Menurut Al-'Allamah Syekh Muhammad
Khazraj, untuk mewujudkan itu semua, Sayyid Muhammad Al-Maliky
menggunakan berbagai dalil yang qath'i ( pasti ) serta argumentasi yang
benar dan rasional. Hal senada juga dikemukakan Syekh Muhammad
Al-Thayyib Al-Najjar. Ia mengatakan, kitab Mafahim ini betul-betul
merupakan yang cukup berarti mengenai berbagai faham yang diyakini
sebagian orang yang menganggap bahwa mengingkarinya sebagai suatu
kebatilan.
Dalam Zubdatul Itqan, Sayyid Muhammad Al-Maliky mencoba
menyederhanakan tulisan Imam Jalaluddin As-Suyuthi. Secara tematis kitab
ini dibagi menjadi tujuh. Pertama, membahas ayat pertama dan terakhir
diturunkan. Kedua, sebab-sebab turunnya ayat ( Asababun Nuzul ). Ketiga,
penghafal Al-Qur'an, ragam Qiraat dan cara periwayatannya. Keempat,
adab membaca Al-Qur'an dan kaidah-kaidah membaca Al-Qur'an. Kelima, kata
serapan dalam Al-Qur'an dan seputar pengutipan ayat-ayat Al-Qur'an.
Keenam, mengenai tata bahasa, sisi makna dan bandingan kata dalam
Al-Qur'an. Ketujuh, tingkatan mufasir dan beberapa kaidah yang harus
diketahui oleh mufasir.
Pendapat orang tentang Sayyid Muhammad Al-Maliky
• Syekh Hasanain Muhammad Makhluf mengatakan :
Sayyid
Muhammad Al-Maliky sangat pantas untuk diakui sebagai pakar Islam,
Ulama Al-Haramain asy-Syarifain, Ulama besar yang mendapatkan pancaran
sinar Ilahi dan Percikan Sunah Nabi saw.
• Syekh Muhammad Khazraj ( Sejarawan dan Ahli Fiqih, mantan Menteri Keadilan, Kehakiman, agama dan Wakaf Uni Emirat Arab ) :
Sayyid Muhammad Al-Maliky adalah seorang Alim yang vtersinari pohon kenabian dan berkah keturunan Bani Hasyim.
•
Syekh Muhammad Ath-Thayyib Najjar ( Mantan Rektor Al-Azhar, Kairo ) :
Kehidupan Sayyid Muhammad Al-Maliky bagaikan kehidupan sebatang pohon
yang rindang, yang tumbuh di Padang subur dan mengembang dalam
lingkungan alam yang baik, serta senantiasa diurus dan dipelihara,
sehingga tumbuh semakin rindang.
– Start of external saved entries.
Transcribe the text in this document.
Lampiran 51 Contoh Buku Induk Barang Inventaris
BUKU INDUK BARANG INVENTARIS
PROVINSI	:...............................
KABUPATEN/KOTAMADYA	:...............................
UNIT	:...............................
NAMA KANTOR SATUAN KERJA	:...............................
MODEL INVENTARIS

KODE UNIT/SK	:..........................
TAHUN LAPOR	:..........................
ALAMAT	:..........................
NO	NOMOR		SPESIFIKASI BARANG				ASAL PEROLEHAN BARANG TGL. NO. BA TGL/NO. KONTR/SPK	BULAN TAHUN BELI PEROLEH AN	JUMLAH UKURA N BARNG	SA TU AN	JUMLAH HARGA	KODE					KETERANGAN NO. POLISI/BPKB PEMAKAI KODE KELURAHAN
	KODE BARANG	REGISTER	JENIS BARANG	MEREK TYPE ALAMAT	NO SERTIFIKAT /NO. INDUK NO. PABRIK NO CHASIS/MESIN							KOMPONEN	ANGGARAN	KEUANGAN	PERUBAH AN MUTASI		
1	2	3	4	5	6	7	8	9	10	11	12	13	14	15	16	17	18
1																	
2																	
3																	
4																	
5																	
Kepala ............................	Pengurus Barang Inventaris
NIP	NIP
Dedaunannya demikian subur dan
buah-buahannya tampak ranum dan segar sehingga dapat dinikmati semua
orang.
• Prof.Dr.Rauf Syalabi ( mantan wakil Syekh Al-Azhar ) :
Sayyid
Muhammad Al-Maliky sebagai Ulama yang sangat berakhlaq. Saya telah
mengenalnya sejak ia menjadi mahasiswa pascasarjana Universitas
Al-Azhar. Sayyid Muhammad Al-Maliky adalah seorang Mahaguru yang agung
dan kharismatik. Beliau termasuk ulama yang jumlahnya tidak banyak.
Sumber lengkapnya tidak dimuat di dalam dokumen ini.